I have read through Juliette’s introduction and gave it some thought. I
have several issues to raise. To me, the fundamental shift was away from
the object towards the experience. When digital art first emerged, it
brought with it a new tool set and associated technology. I define the
changes to the creative process as revolutionary and evolutionary.
Evolutionary changes would be digital video editing, digital printmaking
and digital sculpture. Revolutionary change examples include interactive
work, Web-based art and locative art. Not all curators agree with this.
Some say that a print, even though made digitally now, is still a print.
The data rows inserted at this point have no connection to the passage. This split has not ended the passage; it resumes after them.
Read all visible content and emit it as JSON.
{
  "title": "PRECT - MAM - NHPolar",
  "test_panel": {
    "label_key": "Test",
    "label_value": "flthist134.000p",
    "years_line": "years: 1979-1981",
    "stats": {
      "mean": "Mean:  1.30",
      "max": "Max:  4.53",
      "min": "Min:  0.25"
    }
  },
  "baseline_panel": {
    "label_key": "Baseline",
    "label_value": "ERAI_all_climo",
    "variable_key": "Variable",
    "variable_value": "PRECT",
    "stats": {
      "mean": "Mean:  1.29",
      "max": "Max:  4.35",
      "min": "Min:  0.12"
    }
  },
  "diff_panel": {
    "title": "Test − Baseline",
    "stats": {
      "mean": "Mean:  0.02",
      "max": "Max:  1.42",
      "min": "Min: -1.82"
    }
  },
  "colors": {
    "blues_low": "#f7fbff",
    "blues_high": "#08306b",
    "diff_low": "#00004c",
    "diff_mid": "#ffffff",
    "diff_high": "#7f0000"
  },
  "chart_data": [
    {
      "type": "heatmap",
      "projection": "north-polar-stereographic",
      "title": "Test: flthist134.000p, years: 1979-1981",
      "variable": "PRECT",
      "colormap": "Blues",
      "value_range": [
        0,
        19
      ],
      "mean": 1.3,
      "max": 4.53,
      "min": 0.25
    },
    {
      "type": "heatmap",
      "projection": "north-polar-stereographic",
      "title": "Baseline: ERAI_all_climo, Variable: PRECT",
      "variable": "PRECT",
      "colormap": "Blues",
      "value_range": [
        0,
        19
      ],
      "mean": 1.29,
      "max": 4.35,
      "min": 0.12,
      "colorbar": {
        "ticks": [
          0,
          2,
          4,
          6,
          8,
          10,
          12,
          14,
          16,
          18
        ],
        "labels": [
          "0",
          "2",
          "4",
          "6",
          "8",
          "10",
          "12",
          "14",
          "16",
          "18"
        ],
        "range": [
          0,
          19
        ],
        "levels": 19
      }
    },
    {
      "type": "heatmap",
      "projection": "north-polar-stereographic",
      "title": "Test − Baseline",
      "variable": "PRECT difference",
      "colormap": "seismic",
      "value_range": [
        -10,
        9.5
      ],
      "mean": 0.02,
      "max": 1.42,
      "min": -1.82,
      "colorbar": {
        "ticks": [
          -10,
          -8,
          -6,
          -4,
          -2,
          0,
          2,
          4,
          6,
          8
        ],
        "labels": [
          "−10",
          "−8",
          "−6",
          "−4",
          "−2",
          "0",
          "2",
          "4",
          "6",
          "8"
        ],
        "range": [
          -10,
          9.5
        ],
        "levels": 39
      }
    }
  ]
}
They argue the same with sculpture. I totally disagree. Image making and
sculpture have been fundamentally altered through the use of new
technologies and the content has new potential. I thought Juliette raised
some good points about site-specific work. This brings documentation to the
forefront as a way to archive the work. This also ties in with the
expansion of the art space from museums, galleries and public art to new
and unique venues, i.e. Web-based work and locative art. I have curated the
New York Digital Salon and there are significant differences in how people
from different cultures and of multiple generations experience art. My
final argument is the blurring of the border between art and science. To
me, scientific visualization is not art unless the elements that compose
the artwork are created with an aesthetic intent. Just because scientific
visualization looks “cool” does not make it art. I kept this brief, but
those are some of my concerns. It is difficult to pin down an exact
definition of “process-based art” because it is in the process of defining
itself. For me, the fundamental issue is the contrast between the art
object and the aesthetic experience of this form of art.